Update on the Lisa Coffey/James Patterson lawsuit against the Star; digging up the old bones

Dateline: Wed 20 Jun 2007

I contacted Lisa Coffey last week to check on the progress of the lawsuit she and James Patterson filed against their former employer, Gannett, alleging workplace religious discrimination and other violations. Everything is progressing, she said. The Star's attorneys have filed a summary judgment motion (in an effort to have the case dismissed on the basis that it is without merit). But Coffey is confident the newspaper's motion will be dismissed, and the case will go to a jury trial in January.

That should make for some fascinating coverage by 307 N. Penn.

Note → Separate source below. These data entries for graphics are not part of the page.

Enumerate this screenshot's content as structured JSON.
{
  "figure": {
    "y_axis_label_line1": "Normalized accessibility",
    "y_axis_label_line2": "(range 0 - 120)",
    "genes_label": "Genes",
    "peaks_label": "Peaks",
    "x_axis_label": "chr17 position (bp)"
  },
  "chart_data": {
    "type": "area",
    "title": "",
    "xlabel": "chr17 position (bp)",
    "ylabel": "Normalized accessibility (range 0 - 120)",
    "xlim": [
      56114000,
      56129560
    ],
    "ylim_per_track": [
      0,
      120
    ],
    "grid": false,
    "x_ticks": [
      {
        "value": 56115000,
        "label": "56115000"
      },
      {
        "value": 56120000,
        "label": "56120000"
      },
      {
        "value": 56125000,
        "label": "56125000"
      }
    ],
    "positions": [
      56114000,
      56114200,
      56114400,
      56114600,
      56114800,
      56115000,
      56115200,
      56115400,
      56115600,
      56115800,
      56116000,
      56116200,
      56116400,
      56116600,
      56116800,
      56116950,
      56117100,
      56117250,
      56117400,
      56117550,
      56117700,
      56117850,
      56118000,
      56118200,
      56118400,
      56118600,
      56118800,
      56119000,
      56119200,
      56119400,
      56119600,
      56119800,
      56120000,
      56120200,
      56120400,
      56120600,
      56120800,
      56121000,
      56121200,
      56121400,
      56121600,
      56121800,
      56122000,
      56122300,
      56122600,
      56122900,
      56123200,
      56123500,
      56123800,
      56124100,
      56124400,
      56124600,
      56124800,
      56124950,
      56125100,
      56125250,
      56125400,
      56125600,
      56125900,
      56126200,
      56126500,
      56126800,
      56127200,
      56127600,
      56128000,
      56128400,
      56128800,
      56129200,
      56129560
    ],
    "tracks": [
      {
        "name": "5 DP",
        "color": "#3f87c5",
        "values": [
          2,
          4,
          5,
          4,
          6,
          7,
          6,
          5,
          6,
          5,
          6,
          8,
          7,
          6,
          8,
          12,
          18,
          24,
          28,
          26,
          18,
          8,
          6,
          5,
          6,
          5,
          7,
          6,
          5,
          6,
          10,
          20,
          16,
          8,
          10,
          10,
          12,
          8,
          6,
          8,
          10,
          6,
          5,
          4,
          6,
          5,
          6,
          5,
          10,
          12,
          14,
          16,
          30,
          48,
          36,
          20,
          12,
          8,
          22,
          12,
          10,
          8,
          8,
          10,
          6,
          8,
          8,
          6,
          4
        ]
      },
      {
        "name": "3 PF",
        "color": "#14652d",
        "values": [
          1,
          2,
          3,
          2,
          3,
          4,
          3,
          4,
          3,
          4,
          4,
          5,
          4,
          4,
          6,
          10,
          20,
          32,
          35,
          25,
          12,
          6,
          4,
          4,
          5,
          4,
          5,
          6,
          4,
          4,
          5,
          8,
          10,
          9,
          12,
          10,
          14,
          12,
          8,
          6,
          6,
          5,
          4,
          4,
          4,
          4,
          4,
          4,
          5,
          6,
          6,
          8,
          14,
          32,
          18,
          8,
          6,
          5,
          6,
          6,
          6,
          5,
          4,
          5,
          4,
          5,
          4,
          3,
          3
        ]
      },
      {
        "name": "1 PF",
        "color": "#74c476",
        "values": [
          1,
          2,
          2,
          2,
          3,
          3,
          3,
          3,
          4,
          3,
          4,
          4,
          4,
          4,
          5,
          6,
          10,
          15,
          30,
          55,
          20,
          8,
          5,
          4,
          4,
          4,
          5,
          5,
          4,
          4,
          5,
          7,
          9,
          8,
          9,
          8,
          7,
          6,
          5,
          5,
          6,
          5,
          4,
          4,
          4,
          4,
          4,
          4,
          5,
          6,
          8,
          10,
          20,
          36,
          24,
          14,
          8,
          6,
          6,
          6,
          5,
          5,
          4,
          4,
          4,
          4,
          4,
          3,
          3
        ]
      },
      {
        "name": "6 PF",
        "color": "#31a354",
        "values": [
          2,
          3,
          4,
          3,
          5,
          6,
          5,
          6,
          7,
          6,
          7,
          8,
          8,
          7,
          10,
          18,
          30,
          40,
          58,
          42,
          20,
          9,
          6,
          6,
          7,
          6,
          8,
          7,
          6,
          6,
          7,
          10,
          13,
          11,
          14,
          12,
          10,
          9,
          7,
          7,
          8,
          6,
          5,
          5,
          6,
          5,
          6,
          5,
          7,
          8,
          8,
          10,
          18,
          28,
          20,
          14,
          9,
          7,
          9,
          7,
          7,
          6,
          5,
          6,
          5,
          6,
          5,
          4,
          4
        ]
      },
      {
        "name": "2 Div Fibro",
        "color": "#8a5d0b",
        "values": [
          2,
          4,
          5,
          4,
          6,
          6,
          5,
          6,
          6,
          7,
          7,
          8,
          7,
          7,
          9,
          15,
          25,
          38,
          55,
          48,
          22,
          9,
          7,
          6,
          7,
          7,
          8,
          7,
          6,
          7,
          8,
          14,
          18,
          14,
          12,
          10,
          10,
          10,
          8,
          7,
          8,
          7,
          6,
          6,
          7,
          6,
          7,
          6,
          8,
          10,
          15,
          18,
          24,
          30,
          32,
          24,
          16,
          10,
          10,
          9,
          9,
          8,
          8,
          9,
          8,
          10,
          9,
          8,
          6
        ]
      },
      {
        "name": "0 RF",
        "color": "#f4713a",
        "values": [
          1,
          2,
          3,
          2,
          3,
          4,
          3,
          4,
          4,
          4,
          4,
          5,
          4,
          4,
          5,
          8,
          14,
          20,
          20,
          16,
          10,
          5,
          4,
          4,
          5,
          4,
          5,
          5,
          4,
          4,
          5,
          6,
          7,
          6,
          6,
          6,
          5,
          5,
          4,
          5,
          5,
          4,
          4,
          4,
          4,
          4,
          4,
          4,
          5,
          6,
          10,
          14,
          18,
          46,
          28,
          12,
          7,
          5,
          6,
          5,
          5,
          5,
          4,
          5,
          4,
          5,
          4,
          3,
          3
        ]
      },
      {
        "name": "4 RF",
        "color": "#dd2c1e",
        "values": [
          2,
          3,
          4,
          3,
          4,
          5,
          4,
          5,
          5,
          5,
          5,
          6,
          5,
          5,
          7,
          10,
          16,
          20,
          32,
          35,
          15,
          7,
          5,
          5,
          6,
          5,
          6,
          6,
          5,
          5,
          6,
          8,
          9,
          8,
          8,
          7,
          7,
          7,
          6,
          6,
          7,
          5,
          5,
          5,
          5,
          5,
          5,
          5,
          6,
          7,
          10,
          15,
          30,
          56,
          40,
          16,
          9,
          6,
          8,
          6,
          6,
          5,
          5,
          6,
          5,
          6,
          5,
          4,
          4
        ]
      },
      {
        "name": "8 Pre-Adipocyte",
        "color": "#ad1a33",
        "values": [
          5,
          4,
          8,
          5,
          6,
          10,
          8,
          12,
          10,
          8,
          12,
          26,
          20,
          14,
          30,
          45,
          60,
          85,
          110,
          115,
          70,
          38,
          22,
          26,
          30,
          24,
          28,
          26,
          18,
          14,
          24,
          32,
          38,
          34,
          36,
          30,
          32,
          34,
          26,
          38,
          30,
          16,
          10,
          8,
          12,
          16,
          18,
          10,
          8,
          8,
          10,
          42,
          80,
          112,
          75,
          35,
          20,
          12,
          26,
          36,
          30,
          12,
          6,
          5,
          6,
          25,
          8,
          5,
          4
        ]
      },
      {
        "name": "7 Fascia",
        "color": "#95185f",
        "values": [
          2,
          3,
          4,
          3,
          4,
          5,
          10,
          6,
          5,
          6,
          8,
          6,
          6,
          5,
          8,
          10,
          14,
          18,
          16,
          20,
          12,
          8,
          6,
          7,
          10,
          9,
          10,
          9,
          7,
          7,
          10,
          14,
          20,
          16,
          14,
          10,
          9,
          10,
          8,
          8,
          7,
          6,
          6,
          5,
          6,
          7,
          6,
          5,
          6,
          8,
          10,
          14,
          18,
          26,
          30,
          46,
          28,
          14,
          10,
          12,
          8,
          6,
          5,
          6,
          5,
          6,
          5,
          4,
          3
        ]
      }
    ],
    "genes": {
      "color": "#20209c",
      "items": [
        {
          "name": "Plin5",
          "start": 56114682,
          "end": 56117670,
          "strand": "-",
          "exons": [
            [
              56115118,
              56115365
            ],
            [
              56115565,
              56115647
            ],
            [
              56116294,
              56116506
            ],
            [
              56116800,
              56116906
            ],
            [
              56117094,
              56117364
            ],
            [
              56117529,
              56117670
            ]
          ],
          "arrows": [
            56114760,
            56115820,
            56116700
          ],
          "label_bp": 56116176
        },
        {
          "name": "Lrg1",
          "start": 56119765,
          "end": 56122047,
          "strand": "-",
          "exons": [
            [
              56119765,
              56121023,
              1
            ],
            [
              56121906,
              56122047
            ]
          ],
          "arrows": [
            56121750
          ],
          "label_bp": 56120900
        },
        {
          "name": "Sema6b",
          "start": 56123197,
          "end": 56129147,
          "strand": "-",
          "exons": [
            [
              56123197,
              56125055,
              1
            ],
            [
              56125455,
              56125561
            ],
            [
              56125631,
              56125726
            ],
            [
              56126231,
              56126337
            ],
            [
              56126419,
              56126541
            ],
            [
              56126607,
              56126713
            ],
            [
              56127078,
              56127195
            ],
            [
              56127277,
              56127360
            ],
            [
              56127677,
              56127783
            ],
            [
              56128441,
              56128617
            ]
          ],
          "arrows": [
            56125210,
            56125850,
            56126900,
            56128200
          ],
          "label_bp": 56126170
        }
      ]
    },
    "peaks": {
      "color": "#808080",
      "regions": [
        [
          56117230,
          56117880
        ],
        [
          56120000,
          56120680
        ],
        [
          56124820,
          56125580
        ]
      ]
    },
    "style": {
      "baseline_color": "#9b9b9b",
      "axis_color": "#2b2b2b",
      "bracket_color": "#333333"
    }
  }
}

In an email, Coffey brought up the topic that kicked off the firestorm that resulted in her being moved from the editorial department and ultimately leaving the paper. The hot potato was a column/series she was writing about HIV transmission and sodomy -- not, as she notes, homosexuality, but the sex act of sodomy. The column never ran; an alert reporter saw it in the system before it was printed and brought it to the attention of exec editor Dennis Ryerson, who killed it. As I recall, his reasoning was that he didn't want to alienate gay readers, that he wanted the editorial pages to be inclusive rather than strike a discriminatory or judgmental tone. He believed that a column series looking at the science of sodomy wasn't fair-minded or appropriate.

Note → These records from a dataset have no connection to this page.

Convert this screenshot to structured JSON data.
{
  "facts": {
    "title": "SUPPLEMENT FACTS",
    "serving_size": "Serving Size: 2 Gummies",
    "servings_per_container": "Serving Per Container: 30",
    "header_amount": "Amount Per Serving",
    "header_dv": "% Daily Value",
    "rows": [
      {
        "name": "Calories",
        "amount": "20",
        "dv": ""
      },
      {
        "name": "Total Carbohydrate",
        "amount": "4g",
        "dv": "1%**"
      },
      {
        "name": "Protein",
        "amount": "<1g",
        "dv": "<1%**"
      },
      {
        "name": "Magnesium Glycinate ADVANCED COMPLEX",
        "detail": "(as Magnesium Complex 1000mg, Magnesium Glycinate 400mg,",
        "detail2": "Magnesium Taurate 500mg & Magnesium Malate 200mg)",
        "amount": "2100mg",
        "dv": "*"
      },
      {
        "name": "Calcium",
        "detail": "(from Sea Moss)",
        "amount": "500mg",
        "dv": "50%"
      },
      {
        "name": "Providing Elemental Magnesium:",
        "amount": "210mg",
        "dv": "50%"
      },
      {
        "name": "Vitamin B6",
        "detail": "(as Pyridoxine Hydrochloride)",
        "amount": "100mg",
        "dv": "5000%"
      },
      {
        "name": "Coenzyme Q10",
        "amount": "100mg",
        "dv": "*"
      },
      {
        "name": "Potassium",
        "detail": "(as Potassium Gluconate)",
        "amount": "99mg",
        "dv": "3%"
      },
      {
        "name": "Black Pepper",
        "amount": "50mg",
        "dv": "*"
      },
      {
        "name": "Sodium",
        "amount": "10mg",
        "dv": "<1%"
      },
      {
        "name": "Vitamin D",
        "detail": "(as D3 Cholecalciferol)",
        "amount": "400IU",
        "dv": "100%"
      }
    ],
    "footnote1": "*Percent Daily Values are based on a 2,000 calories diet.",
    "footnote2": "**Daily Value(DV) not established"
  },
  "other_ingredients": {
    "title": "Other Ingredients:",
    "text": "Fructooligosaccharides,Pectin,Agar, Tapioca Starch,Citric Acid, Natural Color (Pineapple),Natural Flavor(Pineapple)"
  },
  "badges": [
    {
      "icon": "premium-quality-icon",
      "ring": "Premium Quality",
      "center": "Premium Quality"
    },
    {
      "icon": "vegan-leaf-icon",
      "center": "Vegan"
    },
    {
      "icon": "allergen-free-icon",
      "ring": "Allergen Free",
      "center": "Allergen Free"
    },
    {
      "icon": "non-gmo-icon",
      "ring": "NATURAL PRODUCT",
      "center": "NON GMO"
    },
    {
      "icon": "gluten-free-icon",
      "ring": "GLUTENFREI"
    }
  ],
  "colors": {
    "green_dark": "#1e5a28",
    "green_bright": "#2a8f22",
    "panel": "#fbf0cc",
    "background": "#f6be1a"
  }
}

Coffey was reminded of all this, she says, when she saw a wire story in the Star May 24 (Page A12 of the print version),discussing the Food and Drug Administration's continued ban on gay men donating blood.

Here is what she said...

"I know it's not a pretty topic, but I hope you'll consider posting the following information on your Web site, along with the fda.gov link, if you think it would be relevant and helpful to your many readers.

"Late last month, The Star ran an AP story about the Food and Drug

Administration's continued ban on gay men donating blood. The story's thrust was not the hard data behind the FDA's decision but the message that gays were again suffering discrimination...To AP's credit, it at least provided a link to the FDA's Web site page citing the agency's rationale for continuing the blood donation ban. In the story I downloaded from indystar.com last month, The Star had dropped the fda.gov page link reference for some reason." (the link was also dropped from the print version, Coffey reports).

"The generosity and civic-mindedness of the many gay men who want

to donate blood are admirable, and many people, not just gay men, may

dispute the idea that gay men are at special risk for various diseases. But the FDA's rationale deserves to be heard," says Coffey.

Here is the link:


Coffey concludes, "...the main goal is to let readers know the FDA's reasoning behind the ban and why its revocation would seriously jeopardize the integrity of the nation's blood supply. The Star has failed miserably in its obligation to present the FDA's rationale on the subject;I consider its conduct in this case, and others, inexcusable."

I agree with Coffey; the paper was negligent in not including the FDA link. But am I surprised? No.

Oh, and on another note re: the case: Barbara Henry and Dennis Ryerson both recently filed statements with the court asserting that they are Christians. That clarifies things. Now we know this is just another dispute within the feisty Christian family. Thank God.